My couch has an umlaut

“It’s like bed, bath, and WAY beyond…” – Eddy Ameen, on Ikea.

So Conci and Marc moved out today, which created a minor problem in that they owned all of our living room furniture. After some pleading, cajoling, prodding, and explaining the long term benefits of buying me furniture now, I managed to convince my very generous father to buy me a bunch of Ikea furniture, on the theory that if he buys me cheap furniture now, he will not have to listen to me bug him about buying me cheap furniture for some time to come.

Since Cleo and Katy both needed futons and Cleo also needed a desk and some other furniture, we rented a UHaul and went on out to the gigantic Ikea store in Schaumburg, Illinois, the flattest place on earth. We went there in search of cheapness and the o’s with the little lines through them (can anyone tell me what that’s called?) We found quite a bit more of the former than the latter.

My couch is called Grano, with an umlaut (the two dots are over the O), and without a picture online to show you. The problem with Grano is that the frame and cushions are sold seperately, and while there were plenty of frames, there were no cushions. This makes absolutely no fucking sense whatsoever.

If you were a giant Swedish furniture store, would it make sense for you to order less cushions than frames?
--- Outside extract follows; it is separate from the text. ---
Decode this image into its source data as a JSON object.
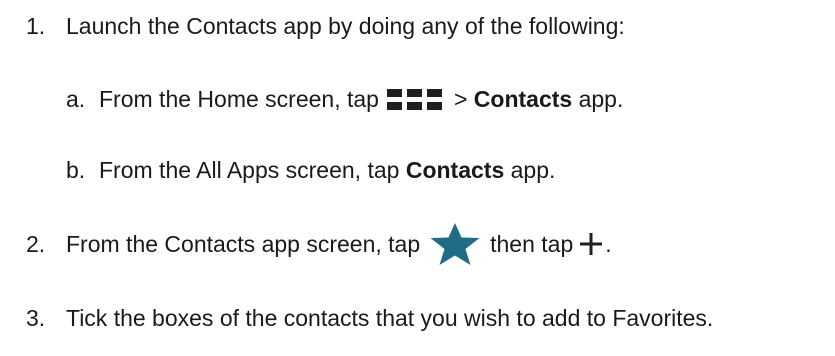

Wouldn’t it make sense for you to order more cushions than frames, since some people are insane and buy emergency backup cushions in case someone spills a beer on their new off-white sofa just before Kofi Annan is scheduled to come over for tea or something?

But you are not a giant Swedish furniture store. You are reading my weblog, hence you are a human or a highly advanced species of dolphin with internet access. So they didn’t have the cushions, though they were supposedly having a large number delivered tonight. So I get to get up early on a Sunday, call to make sure the damn cushions came in, then drive all the way to Schaumberg to complete my couch.

And then, all will be well. Except now I feel kinda like Ed Norton’s character in Fight Club, living in the Ikea catalog. And that might not be a good thing, considering what happens in the movie…which if you haven’t seen it, you’re either going to go rent it now or just not get this, ’cause I’m sure as hell not going to explain it to you.